The community is invited to a Community March on Monday, January 20, 2025 to celebrate the Rev. Dr. Martin Luther King Jr. Day.

Hosted by the Rosenwald Community Heritage Museum, the community will gather in the Rosenwald Community Center parking lot a 413 Port Republic Road in Waynesboro and march to the Russell Museum at 518 W. Main Street in downtown.

A program and refreshments will follow the march.  In the event of inclement winter weather, the Waynesboro march will not be held.

Civil rights icon King delivered his “I Have a Dream” speech in 1963 on the steps of the Lincoln Memorial after the March on Washington for Jobs and Freedom. After his assassination in Memphis on April 4, 1968, the nation was deep in grief. Four days later, U.S. Rep. John Conyers of Michigan, one of Congress‘s longest-serving members at the time who was known for his liberal stance on civil rights, as reported by The Associated Press, proposed legislation to nationally recognize King.

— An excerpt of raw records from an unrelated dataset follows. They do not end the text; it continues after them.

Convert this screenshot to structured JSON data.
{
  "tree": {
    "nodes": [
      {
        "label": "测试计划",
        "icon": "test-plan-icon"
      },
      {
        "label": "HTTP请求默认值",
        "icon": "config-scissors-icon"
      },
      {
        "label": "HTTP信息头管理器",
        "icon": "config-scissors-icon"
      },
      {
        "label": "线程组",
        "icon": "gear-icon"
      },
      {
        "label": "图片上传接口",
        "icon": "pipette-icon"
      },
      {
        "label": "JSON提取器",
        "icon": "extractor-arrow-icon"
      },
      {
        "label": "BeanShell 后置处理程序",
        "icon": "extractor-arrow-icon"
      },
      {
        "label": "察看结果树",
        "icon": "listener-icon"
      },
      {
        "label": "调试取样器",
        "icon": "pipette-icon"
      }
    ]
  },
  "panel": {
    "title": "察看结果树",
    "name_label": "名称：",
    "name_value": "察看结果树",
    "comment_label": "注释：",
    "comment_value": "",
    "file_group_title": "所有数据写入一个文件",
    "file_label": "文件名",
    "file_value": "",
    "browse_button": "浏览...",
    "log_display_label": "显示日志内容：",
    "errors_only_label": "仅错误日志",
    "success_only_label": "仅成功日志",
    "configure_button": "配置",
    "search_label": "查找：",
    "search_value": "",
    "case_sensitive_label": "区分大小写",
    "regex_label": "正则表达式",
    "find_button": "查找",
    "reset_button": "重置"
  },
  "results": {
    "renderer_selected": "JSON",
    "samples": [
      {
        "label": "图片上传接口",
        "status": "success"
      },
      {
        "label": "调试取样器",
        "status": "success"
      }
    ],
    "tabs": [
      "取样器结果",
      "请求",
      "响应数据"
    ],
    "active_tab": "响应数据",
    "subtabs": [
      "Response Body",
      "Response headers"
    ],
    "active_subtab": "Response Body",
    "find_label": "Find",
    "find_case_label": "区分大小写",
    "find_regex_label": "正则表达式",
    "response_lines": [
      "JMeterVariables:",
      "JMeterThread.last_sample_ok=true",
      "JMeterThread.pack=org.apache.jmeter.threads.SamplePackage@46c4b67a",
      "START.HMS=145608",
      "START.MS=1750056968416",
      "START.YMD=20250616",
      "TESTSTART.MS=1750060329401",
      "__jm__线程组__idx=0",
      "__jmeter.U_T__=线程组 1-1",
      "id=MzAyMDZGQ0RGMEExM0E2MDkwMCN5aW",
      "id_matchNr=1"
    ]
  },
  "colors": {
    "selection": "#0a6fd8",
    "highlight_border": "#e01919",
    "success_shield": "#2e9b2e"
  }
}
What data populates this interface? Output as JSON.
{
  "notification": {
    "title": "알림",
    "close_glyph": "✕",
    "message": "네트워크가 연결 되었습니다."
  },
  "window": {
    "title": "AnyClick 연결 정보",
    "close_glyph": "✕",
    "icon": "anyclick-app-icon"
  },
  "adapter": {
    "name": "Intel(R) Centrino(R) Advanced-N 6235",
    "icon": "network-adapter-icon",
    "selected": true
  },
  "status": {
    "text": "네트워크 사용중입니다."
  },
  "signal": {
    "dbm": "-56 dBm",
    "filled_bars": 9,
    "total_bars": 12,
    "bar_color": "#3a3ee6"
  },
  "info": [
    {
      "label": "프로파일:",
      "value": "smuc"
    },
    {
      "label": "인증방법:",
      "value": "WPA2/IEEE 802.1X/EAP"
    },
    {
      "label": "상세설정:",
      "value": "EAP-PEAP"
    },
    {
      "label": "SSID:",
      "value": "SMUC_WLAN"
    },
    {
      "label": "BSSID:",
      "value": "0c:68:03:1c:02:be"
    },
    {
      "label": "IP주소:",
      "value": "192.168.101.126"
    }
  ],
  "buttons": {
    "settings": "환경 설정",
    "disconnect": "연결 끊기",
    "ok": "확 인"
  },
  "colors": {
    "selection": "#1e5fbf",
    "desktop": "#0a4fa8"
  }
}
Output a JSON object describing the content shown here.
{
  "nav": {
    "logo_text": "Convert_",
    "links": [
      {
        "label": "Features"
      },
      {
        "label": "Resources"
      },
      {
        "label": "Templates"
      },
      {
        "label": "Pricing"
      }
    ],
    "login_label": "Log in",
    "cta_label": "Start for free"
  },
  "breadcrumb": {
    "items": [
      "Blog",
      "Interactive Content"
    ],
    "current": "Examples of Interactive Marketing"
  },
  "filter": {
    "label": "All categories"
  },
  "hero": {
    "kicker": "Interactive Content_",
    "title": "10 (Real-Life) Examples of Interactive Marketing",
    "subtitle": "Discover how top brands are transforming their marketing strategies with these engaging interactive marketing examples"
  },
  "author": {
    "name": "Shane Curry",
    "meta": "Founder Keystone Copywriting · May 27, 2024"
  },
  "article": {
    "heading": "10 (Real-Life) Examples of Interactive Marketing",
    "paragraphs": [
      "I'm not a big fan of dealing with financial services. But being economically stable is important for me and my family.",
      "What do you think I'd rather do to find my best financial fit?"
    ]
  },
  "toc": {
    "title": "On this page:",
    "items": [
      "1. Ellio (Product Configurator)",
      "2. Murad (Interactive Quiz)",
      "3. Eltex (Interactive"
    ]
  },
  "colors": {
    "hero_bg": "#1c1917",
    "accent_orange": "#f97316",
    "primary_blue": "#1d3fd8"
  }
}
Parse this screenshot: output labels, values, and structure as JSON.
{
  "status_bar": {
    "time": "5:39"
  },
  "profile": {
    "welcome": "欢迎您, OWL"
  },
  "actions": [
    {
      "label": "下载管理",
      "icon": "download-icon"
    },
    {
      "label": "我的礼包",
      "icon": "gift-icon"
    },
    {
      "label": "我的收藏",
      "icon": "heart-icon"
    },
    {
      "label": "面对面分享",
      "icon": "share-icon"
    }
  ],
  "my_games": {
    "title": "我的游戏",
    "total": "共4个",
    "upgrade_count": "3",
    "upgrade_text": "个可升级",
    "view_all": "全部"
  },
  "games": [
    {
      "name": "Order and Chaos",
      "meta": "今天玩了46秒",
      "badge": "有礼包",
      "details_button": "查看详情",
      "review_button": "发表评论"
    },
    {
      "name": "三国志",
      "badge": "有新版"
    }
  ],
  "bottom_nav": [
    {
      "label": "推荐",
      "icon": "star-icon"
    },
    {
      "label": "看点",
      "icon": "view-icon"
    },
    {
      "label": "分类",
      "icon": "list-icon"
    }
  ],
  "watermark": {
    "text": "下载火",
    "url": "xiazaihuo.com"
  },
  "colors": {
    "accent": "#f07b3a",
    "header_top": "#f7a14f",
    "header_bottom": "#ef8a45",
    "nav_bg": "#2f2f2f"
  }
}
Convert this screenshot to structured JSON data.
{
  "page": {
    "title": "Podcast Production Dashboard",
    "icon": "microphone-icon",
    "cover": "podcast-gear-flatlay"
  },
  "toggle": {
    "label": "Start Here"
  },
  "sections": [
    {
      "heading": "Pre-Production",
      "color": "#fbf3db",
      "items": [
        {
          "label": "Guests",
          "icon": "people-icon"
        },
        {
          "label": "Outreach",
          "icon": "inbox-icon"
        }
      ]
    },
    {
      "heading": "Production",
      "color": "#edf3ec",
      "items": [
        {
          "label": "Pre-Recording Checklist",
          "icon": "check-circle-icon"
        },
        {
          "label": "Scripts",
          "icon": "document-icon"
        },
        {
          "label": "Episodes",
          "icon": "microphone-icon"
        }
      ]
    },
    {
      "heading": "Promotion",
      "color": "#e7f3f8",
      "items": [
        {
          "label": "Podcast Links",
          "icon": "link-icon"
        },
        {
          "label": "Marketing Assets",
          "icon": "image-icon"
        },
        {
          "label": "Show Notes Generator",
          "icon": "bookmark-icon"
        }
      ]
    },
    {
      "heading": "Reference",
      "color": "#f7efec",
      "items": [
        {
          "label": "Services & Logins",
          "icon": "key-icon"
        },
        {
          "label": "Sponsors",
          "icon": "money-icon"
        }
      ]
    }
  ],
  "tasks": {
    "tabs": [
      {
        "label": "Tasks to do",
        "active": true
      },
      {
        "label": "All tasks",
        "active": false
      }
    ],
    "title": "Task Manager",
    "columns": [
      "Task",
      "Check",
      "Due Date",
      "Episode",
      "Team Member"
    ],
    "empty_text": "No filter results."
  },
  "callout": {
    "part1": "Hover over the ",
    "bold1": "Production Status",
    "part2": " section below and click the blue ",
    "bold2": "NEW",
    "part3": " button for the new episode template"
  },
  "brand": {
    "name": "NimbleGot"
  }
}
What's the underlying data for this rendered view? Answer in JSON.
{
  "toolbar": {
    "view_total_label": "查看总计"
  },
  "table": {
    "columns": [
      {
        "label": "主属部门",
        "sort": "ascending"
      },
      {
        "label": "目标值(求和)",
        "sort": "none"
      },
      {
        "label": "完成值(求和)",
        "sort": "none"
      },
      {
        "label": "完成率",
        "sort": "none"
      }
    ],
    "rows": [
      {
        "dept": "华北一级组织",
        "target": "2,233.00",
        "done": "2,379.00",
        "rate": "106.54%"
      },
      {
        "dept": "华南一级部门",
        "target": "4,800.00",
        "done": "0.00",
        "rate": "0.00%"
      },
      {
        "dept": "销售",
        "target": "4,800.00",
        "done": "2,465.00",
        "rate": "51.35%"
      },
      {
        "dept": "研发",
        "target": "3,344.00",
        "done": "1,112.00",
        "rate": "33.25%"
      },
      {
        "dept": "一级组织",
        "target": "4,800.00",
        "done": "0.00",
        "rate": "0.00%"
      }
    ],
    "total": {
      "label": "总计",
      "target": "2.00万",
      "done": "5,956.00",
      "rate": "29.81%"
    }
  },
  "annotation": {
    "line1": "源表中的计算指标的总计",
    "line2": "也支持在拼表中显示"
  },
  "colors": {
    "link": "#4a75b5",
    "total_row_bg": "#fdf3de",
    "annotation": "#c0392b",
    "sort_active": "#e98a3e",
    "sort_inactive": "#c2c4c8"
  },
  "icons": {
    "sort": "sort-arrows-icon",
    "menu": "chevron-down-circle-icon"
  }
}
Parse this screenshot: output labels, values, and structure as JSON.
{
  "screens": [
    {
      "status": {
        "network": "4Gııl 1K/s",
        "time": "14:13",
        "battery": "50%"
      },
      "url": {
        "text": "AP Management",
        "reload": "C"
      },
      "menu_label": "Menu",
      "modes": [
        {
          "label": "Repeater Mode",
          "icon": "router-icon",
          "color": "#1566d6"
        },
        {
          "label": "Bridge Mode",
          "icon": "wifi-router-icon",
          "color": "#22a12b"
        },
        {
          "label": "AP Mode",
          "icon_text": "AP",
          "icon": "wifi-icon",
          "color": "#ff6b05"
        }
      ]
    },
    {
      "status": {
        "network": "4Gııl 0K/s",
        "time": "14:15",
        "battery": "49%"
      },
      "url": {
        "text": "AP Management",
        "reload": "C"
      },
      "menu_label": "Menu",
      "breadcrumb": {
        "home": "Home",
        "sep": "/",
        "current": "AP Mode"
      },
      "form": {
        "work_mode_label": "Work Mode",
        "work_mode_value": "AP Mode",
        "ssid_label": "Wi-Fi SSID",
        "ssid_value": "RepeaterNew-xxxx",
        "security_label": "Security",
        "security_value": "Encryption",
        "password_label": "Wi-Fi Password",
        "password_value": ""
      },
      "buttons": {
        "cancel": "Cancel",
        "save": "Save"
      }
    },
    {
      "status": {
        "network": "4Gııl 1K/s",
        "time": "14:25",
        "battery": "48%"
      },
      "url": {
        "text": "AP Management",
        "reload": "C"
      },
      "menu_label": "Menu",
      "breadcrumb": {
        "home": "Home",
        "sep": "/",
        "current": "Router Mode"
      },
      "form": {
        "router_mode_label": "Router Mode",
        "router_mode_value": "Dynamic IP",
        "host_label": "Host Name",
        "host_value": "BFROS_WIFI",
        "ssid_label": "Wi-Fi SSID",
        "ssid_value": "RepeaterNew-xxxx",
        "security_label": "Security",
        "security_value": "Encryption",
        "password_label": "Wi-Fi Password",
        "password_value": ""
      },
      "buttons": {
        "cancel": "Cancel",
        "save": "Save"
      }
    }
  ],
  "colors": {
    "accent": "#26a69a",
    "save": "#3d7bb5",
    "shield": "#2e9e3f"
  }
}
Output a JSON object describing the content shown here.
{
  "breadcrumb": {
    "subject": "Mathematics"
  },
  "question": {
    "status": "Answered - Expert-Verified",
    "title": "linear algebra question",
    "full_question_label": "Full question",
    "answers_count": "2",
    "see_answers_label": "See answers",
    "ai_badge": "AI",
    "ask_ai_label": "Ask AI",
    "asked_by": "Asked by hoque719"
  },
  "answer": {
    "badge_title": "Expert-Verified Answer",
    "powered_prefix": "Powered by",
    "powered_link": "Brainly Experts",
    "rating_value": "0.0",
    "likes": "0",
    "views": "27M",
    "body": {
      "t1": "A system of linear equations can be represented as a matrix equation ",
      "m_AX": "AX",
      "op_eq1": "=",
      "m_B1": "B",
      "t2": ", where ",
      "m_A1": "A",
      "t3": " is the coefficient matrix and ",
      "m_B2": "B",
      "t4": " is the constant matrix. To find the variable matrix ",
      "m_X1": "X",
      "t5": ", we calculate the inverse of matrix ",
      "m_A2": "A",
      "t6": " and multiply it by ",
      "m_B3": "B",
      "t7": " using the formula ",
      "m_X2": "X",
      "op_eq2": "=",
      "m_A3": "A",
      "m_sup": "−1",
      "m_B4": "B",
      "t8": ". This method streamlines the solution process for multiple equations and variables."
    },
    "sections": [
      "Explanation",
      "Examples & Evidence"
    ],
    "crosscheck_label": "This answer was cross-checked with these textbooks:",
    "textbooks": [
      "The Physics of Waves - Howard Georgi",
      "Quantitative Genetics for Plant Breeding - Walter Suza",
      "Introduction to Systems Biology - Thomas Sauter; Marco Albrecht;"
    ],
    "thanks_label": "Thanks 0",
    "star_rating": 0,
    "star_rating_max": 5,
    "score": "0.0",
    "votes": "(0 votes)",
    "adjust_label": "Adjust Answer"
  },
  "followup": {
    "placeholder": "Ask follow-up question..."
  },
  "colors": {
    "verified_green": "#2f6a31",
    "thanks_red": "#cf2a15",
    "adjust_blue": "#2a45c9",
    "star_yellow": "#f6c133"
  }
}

However, supporters of the legislation expected a difficult road toward passage because King was a polarizing figure when he died at age 39. Conyers founded the Congressional Black Caucus and attempted a vote on the legislation for 15 years. Republicans argued that public holidays do not apply to private American citizens, that King was a communist and a womanizer. His widow, Coretta Scott King, continued to lobby for the holiday.

In the 1980s, supporters continued to champion for a holiday to recognize King and the social and cultural climate had shifted in the U.S. President Ronald Reagan signed legislation to create Martin Luther King Jr. Day on the third Monday in January in 1983, almost 20 years after King’s “I Have a Dream” speech. King’s birthday was January 15.

Unfortunately, all 50 states, especially several in the South, did not follow and observe the holiday until 17 years later. The last state, South Carolina did not begin to observe the holiday until 2000.

In 2025, MLK Day is an opportunity to raise awareness about the man who was King, about civil rights in the U.S. and about service to your community. The King Center in Atlanta carries on the work and memory of the civil rights icon.